La relation aux autres concerne : lʼestime des autres (Maslow), la reconnaissance de
lʼaccomplissement (Herzberg), la justice et lʼéquité par rapport à ses pairs (Adams), le
feedback (théorie de la fixation des objectifs) ;
La relation à soi-même concerne : lʼestime de soi (Maslow), le sentiment dʼaccomplissement,
la progression individuelle et responsabilité (Herzberg), le sentiment dʼautodétermination
(théorie de lʼautodétermination), la perception du résultat atteint grâce à lʼeffort fourni (théorie
des attentes).
En conséquence, pour stimuler la motivation, les processus clés de la gestion des
ressources humaines sont : lʼévaluation, le développement des compétences et la
gestion des carrières.
Lʼévaluation permet de développer lʼestime de soi et de témoigner de lʼestime des autres.
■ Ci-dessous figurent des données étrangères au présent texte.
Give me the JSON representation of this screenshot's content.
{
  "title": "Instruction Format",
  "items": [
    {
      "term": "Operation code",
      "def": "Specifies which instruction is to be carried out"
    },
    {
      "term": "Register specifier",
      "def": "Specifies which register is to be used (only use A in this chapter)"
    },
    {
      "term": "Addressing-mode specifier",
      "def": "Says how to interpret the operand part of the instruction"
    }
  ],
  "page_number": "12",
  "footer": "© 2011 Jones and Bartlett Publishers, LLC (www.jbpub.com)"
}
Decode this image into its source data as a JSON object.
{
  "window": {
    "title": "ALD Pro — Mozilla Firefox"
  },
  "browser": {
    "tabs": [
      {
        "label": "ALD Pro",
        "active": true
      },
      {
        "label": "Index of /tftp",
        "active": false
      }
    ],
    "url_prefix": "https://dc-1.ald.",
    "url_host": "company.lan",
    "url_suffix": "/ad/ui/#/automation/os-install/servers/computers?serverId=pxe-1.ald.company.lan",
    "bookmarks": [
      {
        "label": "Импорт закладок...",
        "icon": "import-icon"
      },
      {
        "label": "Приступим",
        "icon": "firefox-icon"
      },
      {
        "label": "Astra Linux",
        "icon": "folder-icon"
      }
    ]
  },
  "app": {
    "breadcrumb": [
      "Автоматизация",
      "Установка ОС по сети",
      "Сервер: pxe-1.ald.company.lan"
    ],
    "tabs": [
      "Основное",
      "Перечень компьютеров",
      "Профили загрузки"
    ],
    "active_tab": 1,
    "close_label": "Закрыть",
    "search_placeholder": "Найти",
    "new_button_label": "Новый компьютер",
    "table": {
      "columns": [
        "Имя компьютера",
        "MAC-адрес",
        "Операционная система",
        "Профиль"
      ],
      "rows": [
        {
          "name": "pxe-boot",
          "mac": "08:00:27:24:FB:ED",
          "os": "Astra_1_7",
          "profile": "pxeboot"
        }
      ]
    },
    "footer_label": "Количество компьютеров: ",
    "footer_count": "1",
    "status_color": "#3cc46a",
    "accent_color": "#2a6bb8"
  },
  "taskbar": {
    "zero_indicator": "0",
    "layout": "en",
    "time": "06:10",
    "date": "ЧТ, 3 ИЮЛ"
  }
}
Elle est un outil de feedback.
Le développement des compétences permet à lʼindividu dʼaméliorer sa performance, de
développer ses capacités professionnelles, son expertise et par conséquent son estime de
lui-même ainsi que lʼestime des autres. Ainsi, développer les compétences du personnel est
positif à la fois pour lʼorganisation (amélioration de la compétence et de la performance du
personnel) et pour les individus.
Enfin, la gestion des carrières conduit, par les opportunités professionnelles offertes aux
salariés compétents/ performants, de motiver par lʼestime de soi, par la reconnaissance de
lʼaccomplissement, par lʼaccroissement du sentiment dʼautodétermination, etc.
La motivation dépend largement du management. Le manager fixe les objectifs, évalue le
travail, fournit le feedback, fait parfois évoluer le contenu dʼun poste et joue ainsi un rôle clé
dans la motivation de ses subordonnés. Bien que lié à plusieurs égards à la gestion des
ressources humaines, le management nʼappartient pas à la gestion des ressources
humaines.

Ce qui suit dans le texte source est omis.